Assaults of this sort are becoming more continuous, and cyber criminals utilized them to go after high-profile organizations and public elements even before Microsoft delivered a restorative fix. One of the most recent models is the CVE-2023-23397 defect that Microsoft fixed in Walk 2023 in Standpoint and Trade Server: Without the fix, a cybercriminal could execute vindictive code basically by sending an email to a Viewpoint client without the requirement for no client connection.
The Test With Mimikatz
Alluded to as a qualification unloader, Mimikatz is open-source programming that permits you to break passwords and recuperate verification certifications from Windows frameworks. The product was intended to exhibit the shortcomings of specific security highlights in Windows and to assist framework chairpersons with assessing the security of their arrangement.
Mimikatz can utilize different methods to recover client validation certifications, incorporating secret phrase hashes put away in Windows, clear-text reserved passwords, and passwords put away in dynamic memory.
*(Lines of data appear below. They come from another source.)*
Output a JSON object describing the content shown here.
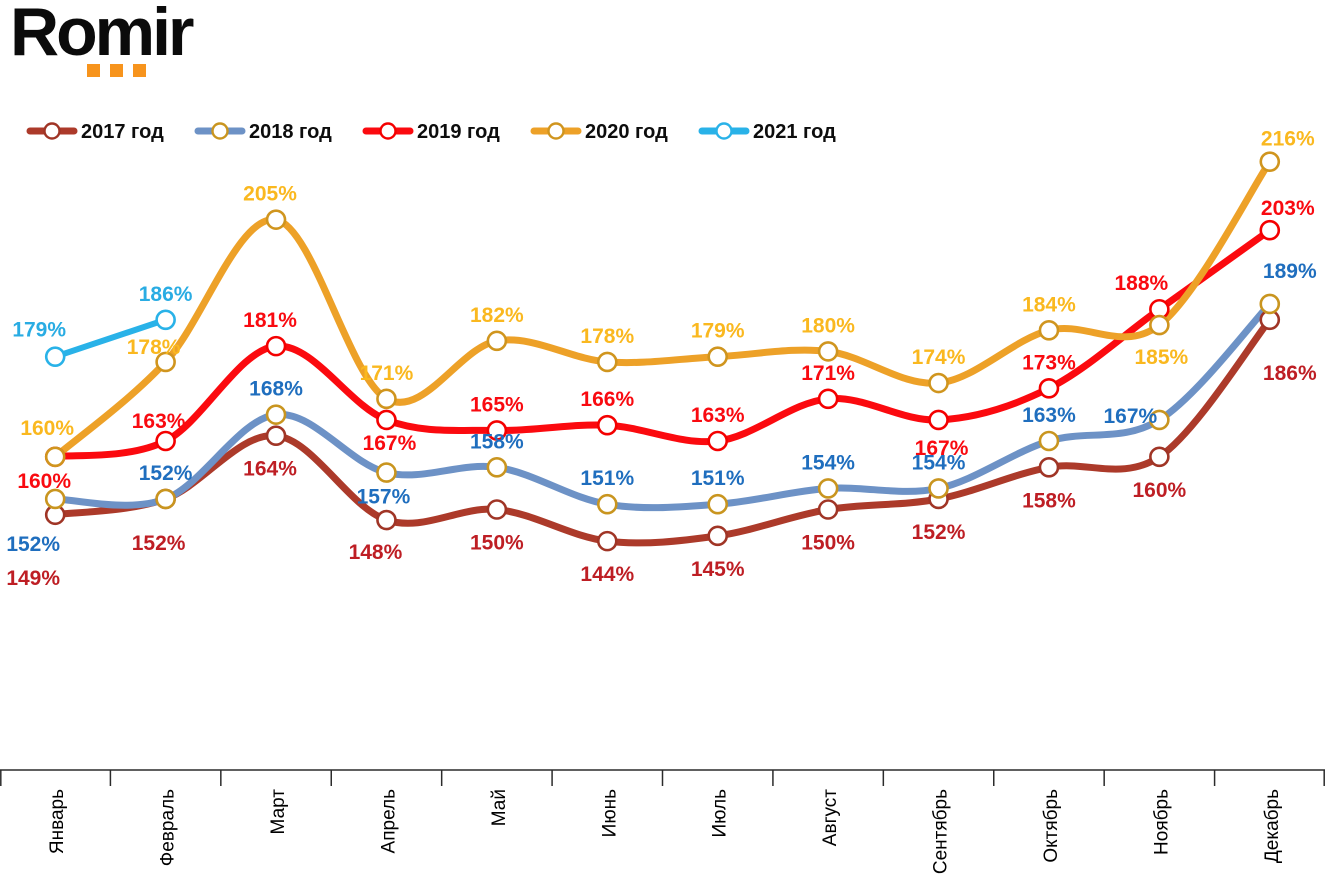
{
  "logo": {
    "text": "Romir",
    "accent_color": "#F7941D"
  },
  "chart_data": {
    "type": "line",
    "title": "",
    "unit": "%",
    "grid": false,
    "legend_position": "top-left",
    "categories": [
      "Январь",
      "Февраль",
      "Март",
      "Апрель",
      "Май",
      "Июнь",
      "Июль",
      "Август",
      "Сентябрь",
      "Октябрь",
      "Ноябрь",
      "Декабрь"
    ],
    "ylim": [
      100,
      225
    ],
    "x_axis": {
      "line_color": "#2b2b2b"
    },
    "series": [
      {
        "name": "2017 год",
        "line_color": "#AC3A2A",
        "label_color": "#BE1E24",
        "marker_ring_color": "#A03526",
        "values": [
          149,
          152,
          164,
          148,
          150,
          144,
          145,
          150,
          152,
          158,
          160,
          186
        ]
      },
      {
        "name": "2018 год",
        "line_color": "#6D92C6",
        "label_color": "#1F6EBE",
        "marker_ring_color": "#C9951F",
        "values": [
          152,
          152,
          168,
          157,
          158,
          151,
          151,
          154,
          154,
          163,
          167,
          189
        ]
      },
      {
        "name": "2019 год",
        "line_color": "#FB0A0F",
        "label_color": "#F90A10",
        "marker_ring_color": "#F40000",
        "values": [
          160,
          163,
          181,
          167,
          165,
          166,
          163,
          171,
          167,
          173,
          188,
          203
        ]
      },
      {
        "name": "2020 год",
        "line_color": "#EDA128",
        "label_color": "#FAB81F",
        "marker_ring_color": "#D0951E",
        "values": [
          160,
          178,
          205,
          171,
          182,
          178,
          179,
          180,
          174,
          184,
          185,
          216
        ]
      },
      {
        "name": "2021 год",
        "line_color": "#29B2E8",
        "label_color": "#29ACE3",
        "marker_ring_color": "#29B2E8",
        "values": [
          179,
          186
        ]
      }
    ]
  }
}
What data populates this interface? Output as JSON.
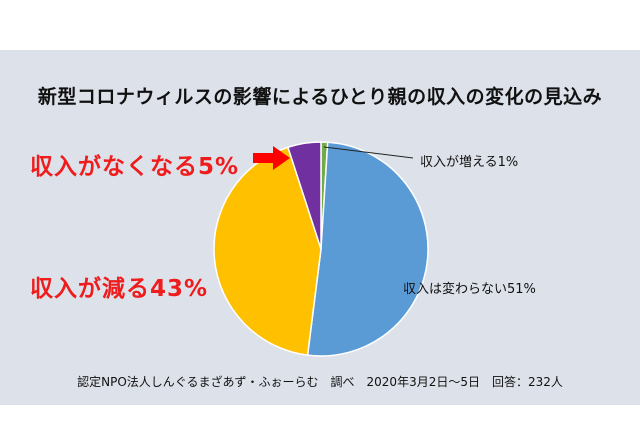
{
  "chart_data": {
    "type": "pie",
    "title": "新型コロナウィルスの影響によるひとり親の収入の変化の見込み",
    "slices": [
      {
        "label": "収入が増える",
        "value": 1,
        "display": "収入が増える1%",
        "color": "#70ad47"
      },
      {
        "label": "収入は変わらない",
        "value": 51,
        "display": "収入は変わらない51%",
        "color": "#5b9bd5"
      },
      {
        "label": "収入が減る",
        "value": 43,
        "display": "収入が減る43%",
        "color": "#ffc000"
      },
      {
        "label": "収入がなくなる",
        "value": 5,
        "display": "収入がなくなる5%",
        "color": "#7030a0"
      }
    ],
    "source": "認定NPO法人しんぐるまざあず・ふぉーらむ　調べ　2020年3月2日〜5日　回答：232人"
  },
  "colors": {
    "background": "#dde1e9",
    "highlight": "#ee1c1c",
    "arrow": "#ff0000",
    "slice_border": "#ffffff"
  }
}
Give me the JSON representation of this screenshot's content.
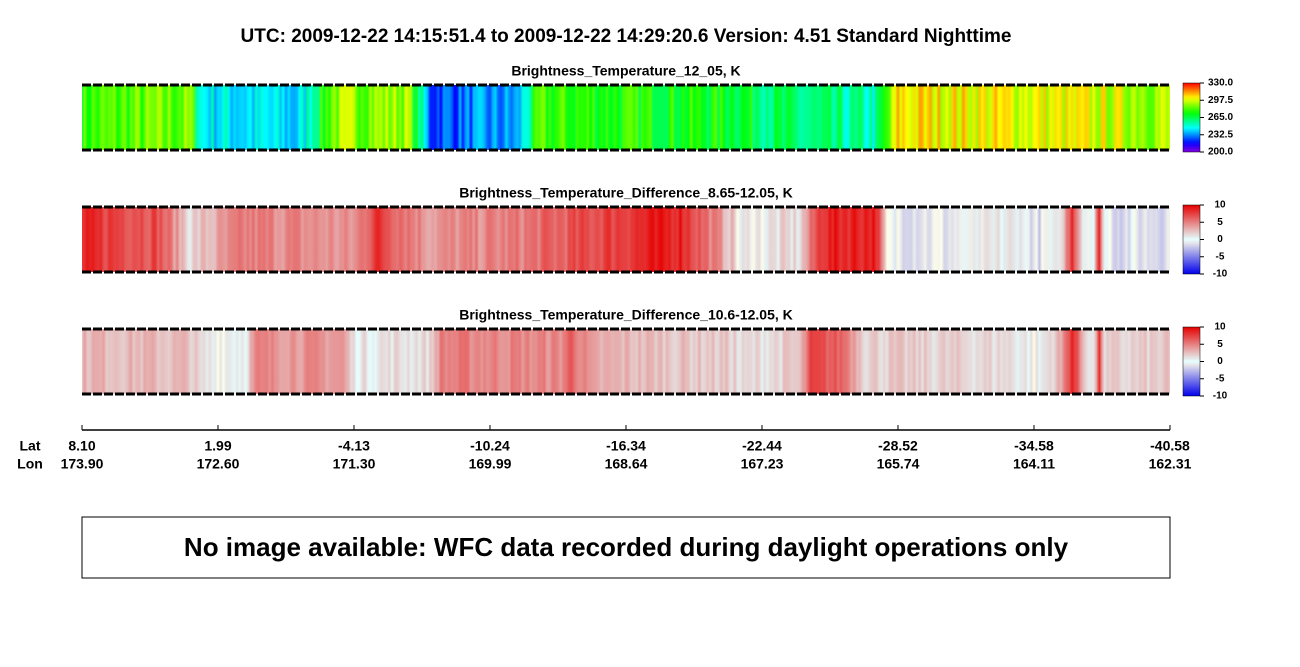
{
  "header": {
    "title": "UTC:  2009-12-22   14:15:51.4  to  2009-12-22   14:29:20.6    Version: 4.51  Standard Nighttime"
  },
  "panels": [
    {
      "title": "Brightness_Temperature_12_05, K",
      "colorbar": {
        "lim": [
          200,
          330
        ],
        "ticks": [
          {
            "value": 330,
            "label": "330.0"
          },
          {
            "value": 297.5,
            "label": "297.5"
          },
          {
            "value": 265,
            "label": "265.0"
          },
          {
            "value": 232.5,
            "label": "232.5"
          },
          {
            "value": 200,
            "label": "200.0"
          }
        ]
      }
    },
    {
      "title": "Brightness_Temperature_Difference_8.65-12.05, K",
      "colorbar": {
        "lim": [
          -10,
          10
        ],
        "ticks": [
          10,
          5,
          0,
          -5,
          -10
        ]
      }
    },
    {
      "title": "Brightness_Temperature_Difference_10.6-12.05, K",
      "colorbar": {
        "lim": [
          -10,
          10
        ],
        "ticks": [
          10,
          5,
          0,
          -5,
          -10
        ]
      }
    }
  ],
  "track": {
    "lat_label": "Lat",
    "lon_label": "Lon",
    "lat": [
      "8.10",
      "1.99",
      "-4.13",
      "-10.24",
      "-16.34",
      "-22.44",
      "-28.52",
      "-34.58",
      "-40.58"
    ],
    "lon": [
      "173.90",
      "172.60",
      "171.30",
      "169.99",
      "168.64",
      "167.23",
      "165.74",
      "164.11",
      "162.31"
    ]
  },
  "note": "No image available: WFC data recorded during daylight operations only"
}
The program can likewise acquire confirmation tokens and perform pass-the-hash or pass-the-ticket assaults.
While Mimikatz is a helpful device for framework managers to confirm the security of their current circumstance, it is likewise broadly utilized by cybercriminals and malware to go after Windows frameworks, rake login qualifications and move inside the network organization of others. Utilizing Mimikatz to recuperate the secret key hash of an overseer client account, it is easy to see that this is preposterous, assuming the record is essential for the Safeguarded Clients Security Gathering.